I use char(n) for codes, varchar(m) for descriptions. Char(n) seems to result in better performance because data doesn't need to move around when the size of contents change.
Where the nature of the data dictates the length of the field, I use CHAR. Otherwise VARCHAR.
CHARs are still faster for processing than VARCHARs in the DBMS I know well. Their fixed size allow for optimizations that aren't possible with VARCHARs. In addition, the storage requirements are slightly less for CHARS since no length has to be stored, assuming most of the rows need to fully, or near-fully, populate the CHAR column.
This is less of an impact (in terms of percentage) with a CHAR(30) than a CHAR(4).
As to usage, I tend to use CHARs when either:
the fields will generally always be close to or at their maximum length (stock codes, employee IDs, etc); or
the lengths are short (less than 10).
Anywhere else, I use VARCHARs.
I use CHAR when length of the value is fixed. For example we are generating a code or something based on some algorithm which returns the code with the specific fixed lenght lets say 13.
Otherwise, I found VARCHAR better. One more reason to use VARCHAR is that when you get the value back in your application you don't need to trim that value. In the case of CHAR you will get the full length of the column whether the value is filling it fully or not. It would get filled by spaces and you end up trimming every value, and forgetting that would lead to errors.
For PostgreSQL, the documentation states that char() has no advantage in storage space over varchar(); the only difference is that it's blank-padded to the specified length.
Having said that, I still use char(1) or char(3) for one-character or three-character codes.
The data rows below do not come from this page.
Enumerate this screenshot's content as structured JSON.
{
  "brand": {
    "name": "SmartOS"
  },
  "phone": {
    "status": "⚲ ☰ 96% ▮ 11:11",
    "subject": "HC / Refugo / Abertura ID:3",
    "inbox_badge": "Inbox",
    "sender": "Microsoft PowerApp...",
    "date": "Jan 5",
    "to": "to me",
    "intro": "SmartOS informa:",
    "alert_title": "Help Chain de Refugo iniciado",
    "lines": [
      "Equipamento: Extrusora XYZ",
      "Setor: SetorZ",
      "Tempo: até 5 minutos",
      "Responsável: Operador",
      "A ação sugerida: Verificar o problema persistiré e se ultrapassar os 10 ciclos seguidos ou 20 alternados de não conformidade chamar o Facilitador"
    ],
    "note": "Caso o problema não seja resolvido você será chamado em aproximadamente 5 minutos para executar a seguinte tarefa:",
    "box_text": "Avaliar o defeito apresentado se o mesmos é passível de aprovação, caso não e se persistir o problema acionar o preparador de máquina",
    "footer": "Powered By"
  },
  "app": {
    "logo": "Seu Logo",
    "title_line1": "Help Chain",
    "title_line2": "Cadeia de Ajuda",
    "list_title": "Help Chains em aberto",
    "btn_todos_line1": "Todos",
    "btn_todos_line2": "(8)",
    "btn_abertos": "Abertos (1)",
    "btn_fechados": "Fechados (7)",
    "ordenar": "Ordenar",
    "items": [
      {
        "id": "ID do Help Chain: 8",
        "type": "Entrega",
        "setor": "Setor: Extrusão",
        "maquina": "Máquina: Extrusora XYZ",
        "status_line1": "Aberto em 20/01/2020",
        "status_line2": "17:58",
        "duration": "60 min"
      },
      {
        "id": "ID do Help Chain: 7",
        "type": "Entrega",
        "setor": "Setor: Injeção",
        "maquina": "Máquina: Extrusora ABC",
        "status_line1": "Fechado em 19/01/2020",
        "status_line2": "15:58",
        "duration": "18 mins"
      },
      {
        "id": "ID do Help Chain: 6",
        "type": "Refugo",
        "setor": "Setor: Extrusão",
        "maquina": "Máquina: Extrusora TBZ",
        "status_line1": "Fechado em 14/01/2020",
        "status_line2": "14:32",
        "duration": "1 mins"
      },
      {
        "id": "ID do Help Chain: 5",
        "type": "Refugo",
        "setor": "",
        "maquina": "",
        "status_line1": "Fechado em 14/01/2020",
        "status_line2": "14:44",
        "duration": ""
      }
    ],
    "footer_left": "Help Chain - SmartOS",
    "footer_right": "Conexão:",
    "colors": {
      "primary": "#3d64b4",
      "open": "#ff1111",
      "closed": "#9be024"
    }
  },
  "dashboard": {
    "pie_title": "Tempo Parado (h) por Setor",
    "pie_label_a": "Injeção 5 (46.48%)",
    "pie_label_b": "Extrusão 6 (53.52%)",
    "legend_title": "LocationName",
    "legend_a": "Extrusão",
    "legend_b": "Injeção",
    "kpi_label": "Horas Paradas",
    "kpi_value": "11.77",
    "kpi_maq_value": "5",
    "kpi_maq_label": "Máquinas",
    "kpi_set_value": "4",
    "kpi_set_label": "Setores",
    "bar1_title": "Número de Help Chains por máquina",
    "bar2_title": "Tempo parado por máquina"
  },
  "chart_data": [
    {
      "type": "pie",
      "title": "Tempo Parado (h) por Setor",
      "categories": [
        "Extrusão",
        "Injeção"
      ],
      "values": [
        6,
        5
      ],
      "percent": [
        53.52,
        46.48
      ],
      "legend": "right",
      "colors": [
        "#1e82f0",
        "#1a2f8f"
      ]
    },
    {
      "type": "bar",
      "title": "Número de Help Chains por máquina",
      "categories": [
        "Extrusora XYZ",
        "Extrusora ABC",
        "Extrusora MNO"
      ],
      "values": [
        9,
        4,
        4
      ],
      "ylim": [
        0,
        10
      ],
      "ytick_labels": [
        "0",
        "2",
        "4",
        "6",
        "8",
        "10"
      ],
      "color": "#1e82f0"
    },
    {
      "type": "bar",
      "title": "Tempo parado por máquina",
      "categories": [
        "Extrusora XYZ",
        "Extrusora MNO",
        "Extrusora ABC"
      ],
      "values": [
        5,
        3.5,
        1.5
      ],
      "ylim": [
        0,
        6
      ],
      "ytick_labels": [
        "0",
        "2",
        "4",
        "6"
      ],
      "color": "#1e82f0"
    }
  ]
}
I think that the clarity due to the type specifying what the column should contain provides value, even if there are no storage or performance advantages. And yes, I typically use check constraints or foreign key constraints as well. Apart from those cases, I generally just stick with text rather than using varchar(). Again, this is informed by the database implementation, which automatically switches from inline to out-of-line storage if the value is large enough, which some other database implementations don't do.
Char isn't obsolete, it just should only be used if the length of the field should never vary. In the average database, this would be very few fields mostly some kind of code field like State Abbreviations which are a standard 2 character filed if you use the postal codes. Using Char where the filed length is varaible means that there will be a lot of trimming going on and that is extra, unnecessary work and the database should be refactored.